«Colpa dell’attuale giunta non sa gestire il problema»

CAMPOLONGO. «Se il Comune avesse aderito al programma Sprar (Servizio protezione a richiedenti asilo e rifugiati), non avrebbe subìto l’arrivo dei profughi, frutto di un accordo fra un privato (una...
CAMPOLONGO. «Se il Comune avesse aderito al programma Sprar (Servizio protezione a richiedenti asilo e rifugiati), non avrebbe subìto l’arrivo dei profughi, frutto di un accordo fra un privato (una cooperativa di Spinea) e i proprietari di un immobile».


A spiegarlo è l’ex sindaco di Campolongo ora consigliere di opposizione del Pd Alessandro Campalto, dopo che nei giorni scorsi sui social è montata la polemica e dopo soprattutto la manifestazione della Lega Nord: «Ho cercato di spiegare in tutti i modi a questa amministrazione che a questa situazione ci si è arrivati perché non hanno fatto l’accordo Sprar. Questo accordo permetteva e permetterà all’ente locale di individuare dei posti all’interno del territorio o coordinando gli arrivi, in cui allocare i richiedenti asilo. Un accordo che in qualche modo avrebbe messo al sicuro lo stesso Comune da arrivi successivi e dallo sforamento della quota prevista».


La logica che sottende il programma Sprar infatti è quella dell’accoglienza diffusa in modo da evitare pericolose concentrazioni di immigrati in un solo posto tipo a Conetta.
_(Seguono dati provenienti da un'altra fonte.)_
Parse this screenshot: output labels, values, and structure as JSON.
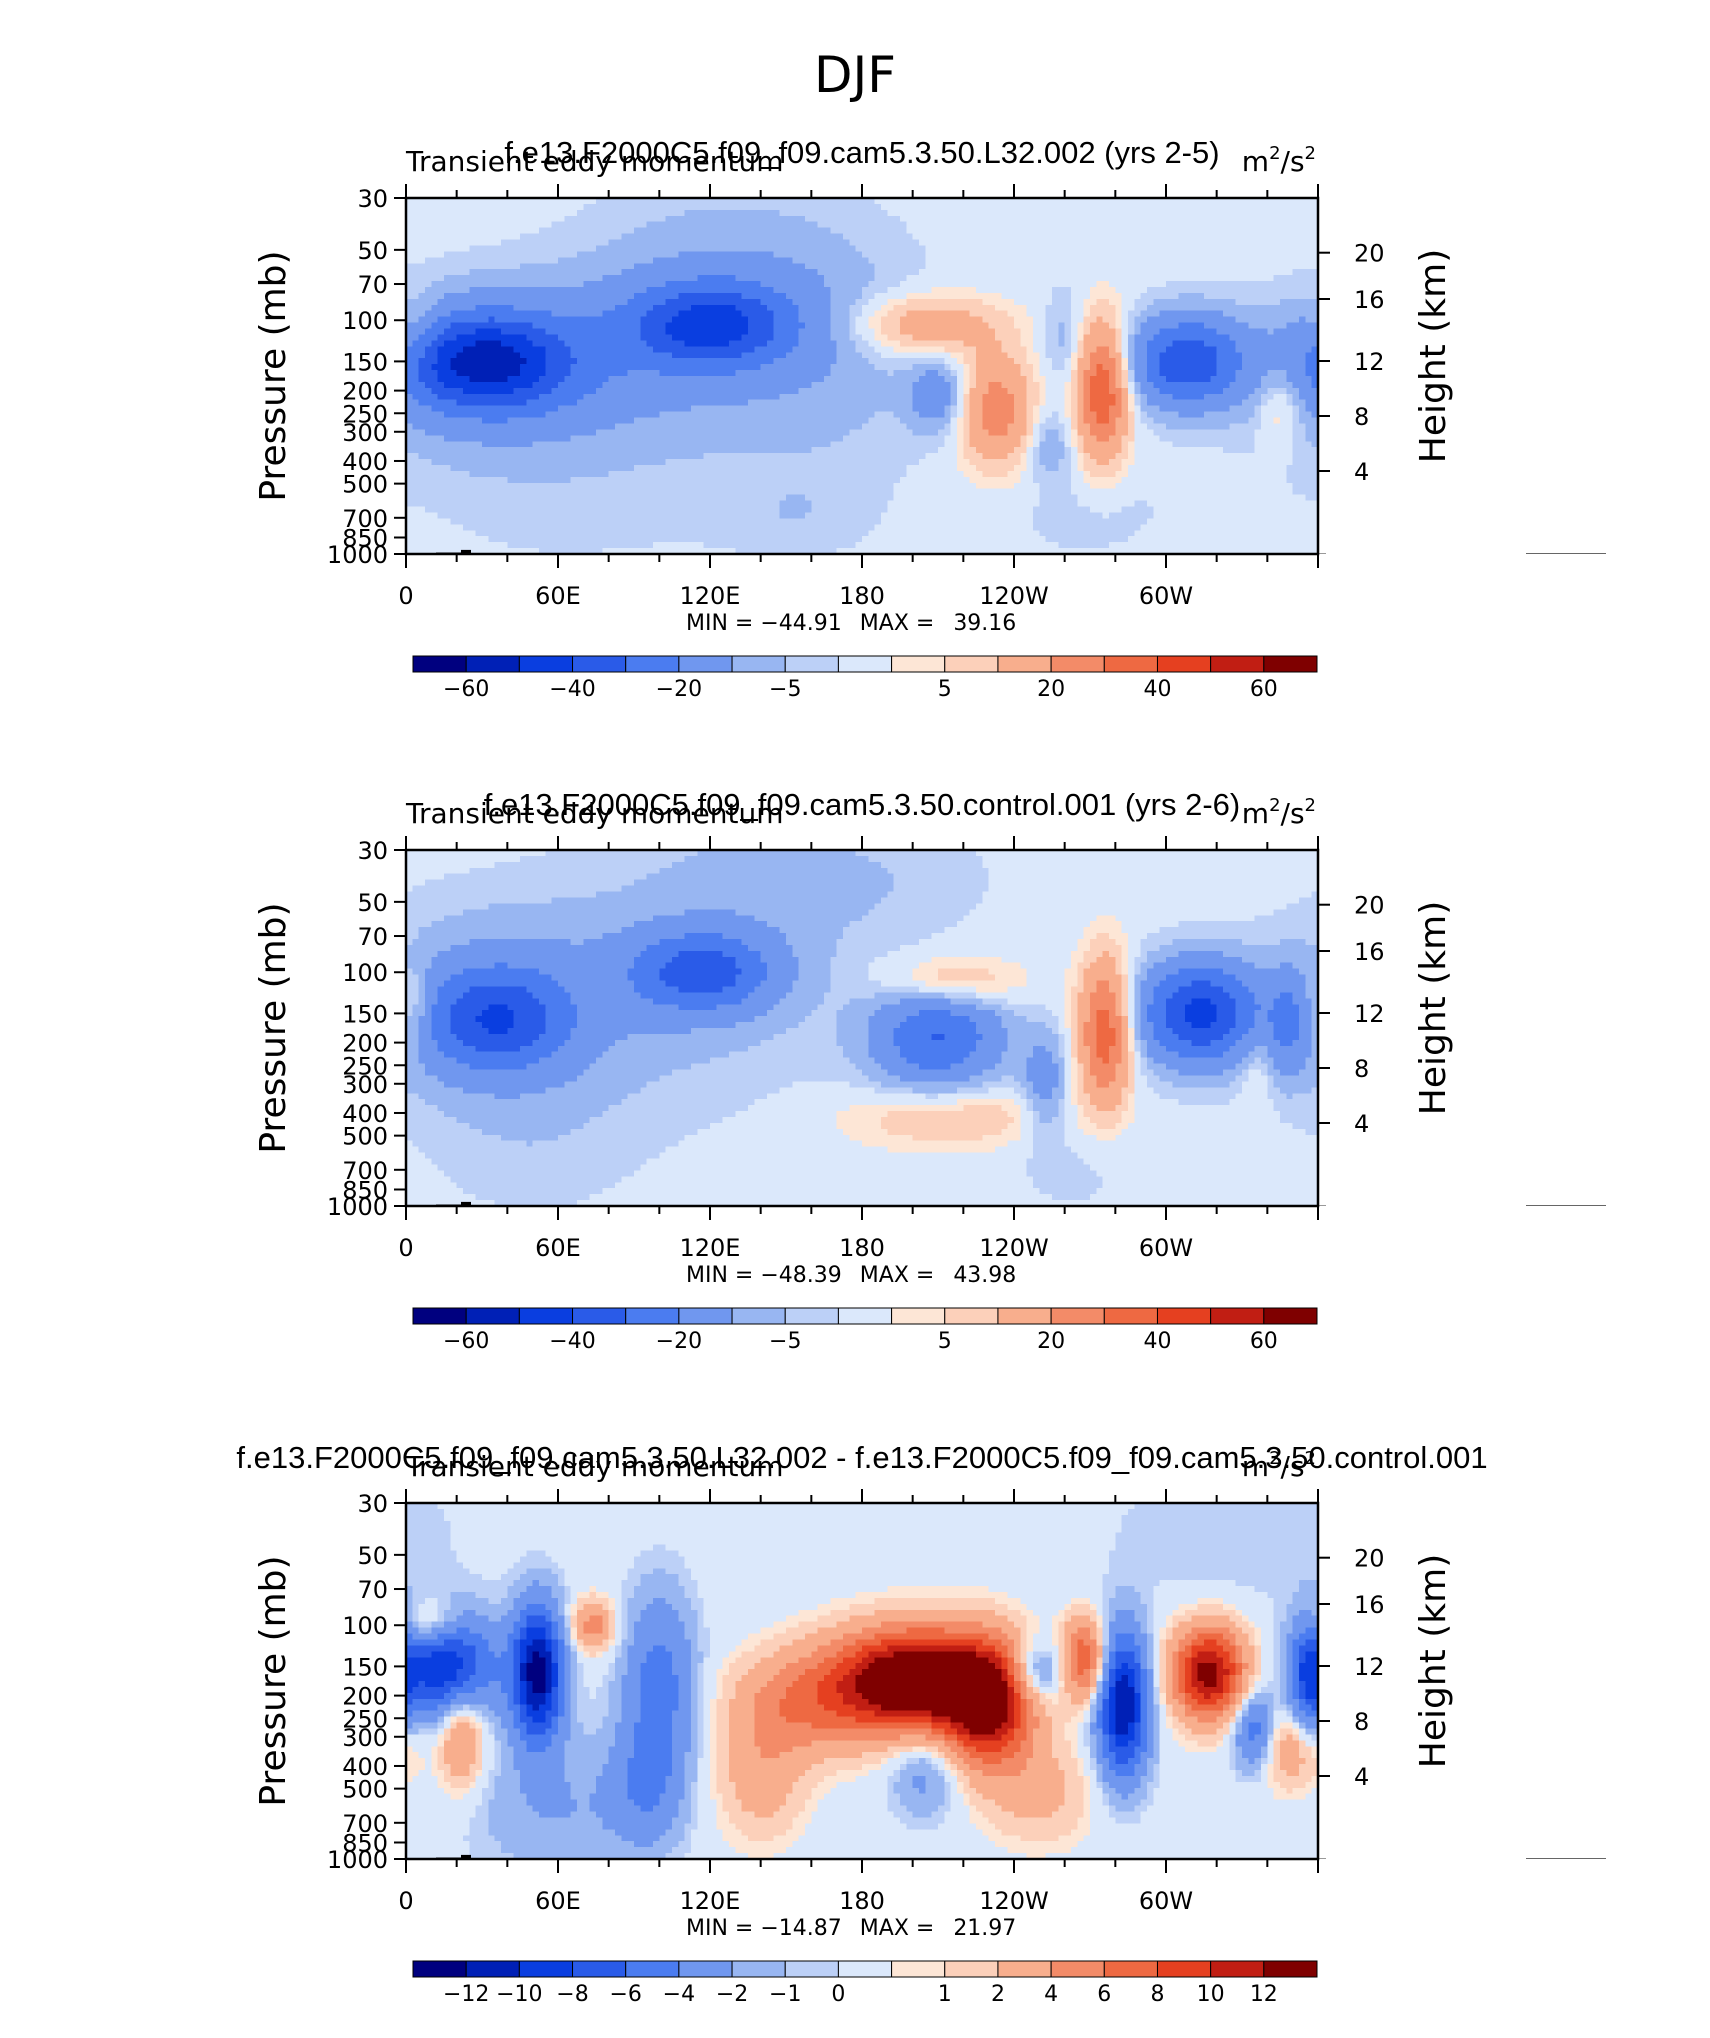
{
  "suptitle": "DJF",
  "colormaps": {
    "full": [
      "#00007f",
      "#0020b6",
      "#0a3ee0",
      "#2a5be8",
      "#4b7cf0",
      "#7097ef",
      "#98b6f2",
      "#bcd0f7",
      "#dbe8fb",
      "#fde6d6",
      "#fcd0ba",
      "#f8ae8d",
      "#f38b68",
      "#ee6942",
      "#e54020",
      "#c11e13",
      "#7f0000"
    ],
    "diff": [
      "#00007f",
      "#0020b6",
      "#0a3ee0",
      "#2a5be8",
      "#4b7cf0",
      "#7097ef",
      "#98b6f2",
      "#bcd0f7",
      "#dbe8fb",
      "#fde6d6",
      "#fcd0ba",
      "#f8ae8d",
      "#f38b68",
      "#ee6942",
      "#e54020",
      "#c11e13",
      "#7f0000"
    ],
    "topography": "#000000"
  },
  "chart_data": [
    {
      "type": "heatmap",
      "title": "f.e13.F2000C5.f09_f09.cam5.3.50.L32.002 (yrs 2-5)",
      "left_label": "Transient eddy momentum",
      "units": {
        "base": "m",
        "exp1": "2",
        "mid": "/s",
        "exp2": "2"
      },
      "ylabel": "Pressure (mb)",
      "ylabel_right": "Height (km)",
      "x_tick_labels": [
        "0",
        "60E",
        "120E",
        "180",
        "120W",
        "60W"
      ],
      "y_tick_labels": [
        "30",
        "50",
        "70",
        "100",
        "150",
        "200",
        "250",
        "300",
        "400",
        "500",
        "700",
        "850",
        "1000"
      ],
      "y_right_tick_labels": [
        "20",
        "16",
        "12",
        "8",
        "4"
      ],
      "xlim": [
        0,
        360
      ],
      "ylim_mb": [
        1000,
        30
      ],
      "stats": {
        "min_label": "MIN =",
        "min": "-44.91",
        "max_label": "MAX =",
        "max": "39.16"
      },
      "colorbar_levels": [
        -70,
        -60,
        -50,
        -40,
        -30,
        -20,
        -10,
        -5,
        -2,
        2,
        5,
        10,
        20,
        30,
        40,
        50,
        60
      ],
      "colorbar_labels": [
        "-60",
        "-40",
        "-20",
        "-5",
        "5",
        "20",
        "40",
        "60"
      ],
      "features": [
        {
          "lon": 30,
          "mb": 150,
          "amp": -38,
          "dlon": 22,
          "dlev": 0.09
        },
        {
          "lon": 40,
          "mb": 160,
          "amp": -20,
          "dlon": 40,
          "dlev": 0.15
        },
        {
          "lon": 5,
          "mb": 110,
          "amp": 8,
          "dlon": 6,
          "dlev": 0.07
        },
        {
          "lon": 120,
          "mb": 105,
          "amp": -34,
          "dlon": 22,
          "dlev": 0.08
        },
        {
          "lon": 125,
          "mb": 95,
          "amp": -12,
          "dlon": 40,
          "dlev": 0.22
        },
        {
          "lon": 170,
          "mb": 160,
          "amp": -4,
          "dlon": 30,
          "dlev": 0.25
        },
        {
          "lon": 205,
          "mb": 105,
          "amp": 18,
          "dlon": 20,
          "dlev": 0.06
        },
        {
          "lon": 210,
          "mb": 210,
          "amp": -15,
          "dlon": 8,
          "dlev": 0.07
        },
        {
          "lon": 233,
          "mb": 240,
          "amp": 26,
          "dlon": 10,
          "dlev": 0.11
        },
        {
          "lon": 260,
          "mb": 120,
          "amp": -7,
          "dlon": 6,
          "dlev": 0.1
        },
        {
          "lon": 254,
          "mb": 340,
          "amp": -9,
          "dlon": 6,
          "dlev": 0.07
        },
        {
          "lon": 275,
          "mb": 200,
          "amp": 40,
          "dlon": 7,
          "dlev": 0.13
        },
        {
          "lon": 308,
          "mb": 150,
          "amp": -37,
          "dlon": 16,
          "dlev": 0.09
        },
        {
          "lon": 345,
          "mb": 230,
          "amp": 10,
          "dlon": 6,
          "dlev": 0.08
        },
        {
          "lon": 60,
          "mb": 600,
          "amp": -3,
          "dlon": 60,
          "dlev": 0.15
        },
        {
          "lon": 155,
          "mb": 700,
          "amp": -3,
          "dlon": 20,
          "dlev": 0.08
        },
        {
          "lon": 270,
          "mb": 700,
          "amp": -3,
          "dlon": 25,
          "dlev": 0.1
        },
        {
          "lon": 340,
          "mb": 900,
          "amp": 2.6,
          "dlon": 25,
          "dlev": 0.06
        }
      ]
    },
    {
      "type": "heatmap",
      "title": "f.e13.F2000C5.f09_f09.cam5.3.50.control.001 (yrs 2-6)",
      "left_label": "Transient eddy momentum",
      "units": {
        "base": "m",
        "exp1": "2",
        "mid": "/s",
        "exp2": "2"
      },
      "ylabel": "Pressure (mb)",
      "ylabel_right": "Height (km)",
      "x_tick_labels": [
        "0",
        "60E",
        "120E",
        "180",
        "120W",
        "60W"
      ],
      "y_tick_labels": [
        "30",
        "50",
        "70",
        "100",
        "150",
        "200",
        "250",
        "300",
        "400",
        "500",
        "700",
        "850",
        "1000"
      ],
      "y_right_tick_labels": [
        "20",
        "16",
        "12",
        "8",
        "4"
      ],
      "xlim": [
        0,
        360
      ],
      "ylim_mb": [
        1000,
        30
      ],
      "stats": {
        "min_label": "MIN =",
        "min": "-48.39",
        "max_label": "MAX =",
        "max": "43.98"
      },
      "colorbar_levels": [
        -70,
        -60,
        -50,
        -40,
        -30,
        -20,
        -10,
        -5,
        -2,
        2,
        5,
        10,
        20,
        30,
        40,
        50,
        60
      ],
      "colorbar_labels": [
        "-60",
        "-40",
        "-20",
        "-5",
        "5",
        "20",
        "40",
        "60"
      ],
      "features": [
        {
          "lon": 35,
          "mb": 160,
          "amp": -30,
          "dlon": 20,
          "dlev": 0.1
        },
        {
          "lon": 40,
          "mb": 140,
          "amp": -12,
          "dlon": 40,
          "dlev": 0.2
        },
        {
          "lon": 3,
          "mb": 140,
          "amp": 12,
          "dlon": 5,
          "dlev": 0.08
        },
        {
          "lon": 117,
          "mb": 100,
          "amp": -30,
          "dlon": 20,
          "dlev": 0.08
        },
        {
          "lon": 125,
          "mb": 80,
          "amp": -6,
          "dlon": 40,
          "dlev": 0.3
        },
        {
          "lon": 210,
          "mb": 190,
          "amp": -30,
          "dlon": 18,
          "dlev": 0.1
        },
        {
          "lon": 215,
          "mb": 110,
          "amp": 14,
          "dlon": 18,
          "dlev": 0.05
        },
        {
          "lon": 215,
          "mb": 420,
          "amp": 10,
          "dlon": 30,
          "dlev": 0.06
        },
        {
          "lon": 252,
          "mb": 300,
          "amp": -14,
          "dlon": 6,
          "dlev": 0.1
        },
        {
          "lon": 276,
          "mb": 180,
          "amp": 38,
          "dlon": 7,
          "dlev": 0.14
        },
        {
          "lon": 313,
          "mb": 150,
          "amp": -42,
          "dlon": 17,
          "dlev": 0.1
        },
        {
          "lon": 348,
          "mb": 170,
          "amp": -14,
          "dlon": 5,
          "dlev": 0.1
        },
        {
          "lon": 335,
          "mb": 250,
          "amp": 6,
          "dlon": 5,
          "dlev": 0.08
        },
        {
          "lon": 180,
          "mb": 40,
          "amp": -4,
          "dlon": 40,
          "dlev": 0.12
        },
        {
          "lon": 50,
          "mb": 600,
          "amp": -3,
          "dlon": 30,
          "dlev": 0.15
        },
        {
          "lon": 265,
          "mb": 650,
          "amp": -3,
          "dlon": 20,
          "dlev": 0.12
        }
      ]
    },
    {
      "type": "heatmap",
      "title": "f.e13.F2000C5.f09_f09.cam5.3.50.L32.002 - f.e13.F2000C5.f09_f09.cam5.3.50.control.001",
      "left_label": "Transient eddy momentum",
      "units": {
        "base": "m",
        "exp1": "2",
        "mid": "/s",
        "exp2": "2"
      },
      "ylabel": "Pressure (mb)",
      "ylabel_right": "Height (km)",
      "x_tick_labels": [
        "0",
        "60E",
        "120E",
        "180",
        "120W",
        "60W"
      ],
      "y_tick_labels": [
        "30",
        "50",
        "70",
        "100",
        "150",
        "200",
        "250",
        "300",
        "400",
        "500",
        "700",
        "850",
        "1000"
      ],
      "y_right_tick_labels": [
        "20",
        "16",
        "12",
        "8",
        "4"
      ],
      "xlim": [
        0,
        360
      ],
      "ylim_mb": [
        1000,
        30
      ],
      "stats": {
        "min_label": "MIN =",
        "min": "-14.87",
        "max_label": "MAX =",
        "max": "21.97"
      },
      "colorbar_levels": [
        -14,
        -12,
        -10,
        -8,
        -6,
        -4,
        -2,
        -1,
        -0.5,
        0.5,
        1,
        2,
        4,
        6,
        8,
        10,
        12
      ],
      "colorbar_labels": [
        "-12",
        "-10",
        "-8",
        "-6",
        "-4",
        "-2",
        "-1",
        "0",
        "1",
        "2",
        "4",
        "6",
        "8",
        "10",
        "12"
      ],
      "features": [
        {
          "lon": 15,
          "mb": 150,
          "amp": -10,
          "dlon": 14,
          "dlev": 0.1
        },
        {
          "lon": 52,
          "mb": 160,
          "amp": -13,
          "dlon": 7,
          "dlev": 0.13
        },
        {
          "lon": 10,
          "mb": 100,
          "amp": 4,
          "dlon": 8,
          "dlev": 0.05
        },
        {
          "lon": 22,
          "mb": 300,
          "amp": 5,
          "dlon": 6,
          "dlev": 0.1
        },
        {
          "lon": 74,
          "mb": 100,
          "amp": 5,
          "dlon": 6,
          "dlev": 0.05
        },
        {
          "lon": 100,
          "mb": 180,
          "amp": -5,
          "dlon": 10,
          "dlev": 0.18
        },
        {
          "lon": 155,
          "mb": 220,
          "amp": 5,
          "dlon": 18,
          "dlev": 0.1
        },
        {
          "lon": 200,
          "mb": 175,
          "amp": 17,
          "dlon": 22,
          "dlev": 0.1
        },
        {
          "lon": 230,
          "mb": 220,
          "amp": 12,
          "dlon": 12,
          "dlev": 0.12
        },
        {
          "lon": 248,
          "mb": 160,
          "amp": -5,
          "dlon": 8,
          "dlev": 0.06
        },
        {
          "lon": 268,
          "mb": 140,
          "amp": 8,
          "dlon": 6,
          "dlev": 0.08
        },
        {
          "lon": 283,
          "mb": 220,
          "amp": -12,
          "dlon": 7,
          "dlev": 0.14
        },
        {
          "lon": 317,
          "mb": 160,
          "amp": 13,
          "dlon": 10,
          "dlev": 0.09
        },
        {
          "lon": 335,
          "mb": 280,
          "amp": -6,
          "dlon": 6,
          "dlev": 0.08
        },
        {
          "lon": 350,
          "mb": 330,
          "amp": 4,
          "dlon": 10,
          "dlev": 0.08
        },
        {
          "lon": 356,
          "mb": 180,
          "amp": -6,
          "dlon": 5,
          "dlev": 0.12
        },
        {
          "lon": 95,
          "mb": 500,
          "amp": -3,
          "dlon": 10,
          "dlev": 0.12
        },
        {
          "lon": 205,
          "mb": 400,
          "amp": -3,
          "dlon": 10,
          "dlev": 0.1
        },
        {
          "lon": 140,
          "mb": 450,
          "amp": 3,
          "dlon": 12,
          "dlev": 0.12
        },
        {
          "lon": 250,
          "mb": 520,
          "amp": 2.5,
          "dlon": 15,
          "dlev": 0.1
        },
        {
          "lon": 60,
          "mb": 600,
          "amp": -2,
          "dlon": 25,
          "dlev": 0.15
        },
        {
          "lon": 330,
          "mb": 40,
          "amp": -1,
          "dlon": 40,
          "dlev": 0.15
        }
      ]
    }
  ]
}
Il tutto senza costi aggiuntivi per il Comune, che anzi riceve a fine anno alcuni soldi che può decidere di usare in qualsiasi modo. Tutte le spese sono coperte dai fondi messi a disposizione dall’Unione Europea senza alcun costo sostenuto dal paese ospitante.


Il paese che ospita più richiedenti asilo in Riviera del Brenta è quello di Mira con 170 profughi. «È chiaro», spiega Francesco Vendramin direttore del centro di accoglienza della Caritas, «che l’arrivo di queste persone può provocare tensioni. Un anno fa uno squilibrato ci ha lanciato addosso alla nostra struttura che ospita richiedenti asilo, una bottiglia incendiaria. Proprio per questo, l’invito alle forze politiche tè abbassare i toni e di capire che anche i cosiddetti migranti economici, spesso fuggono da situazioni in cui restare significa morire di fame».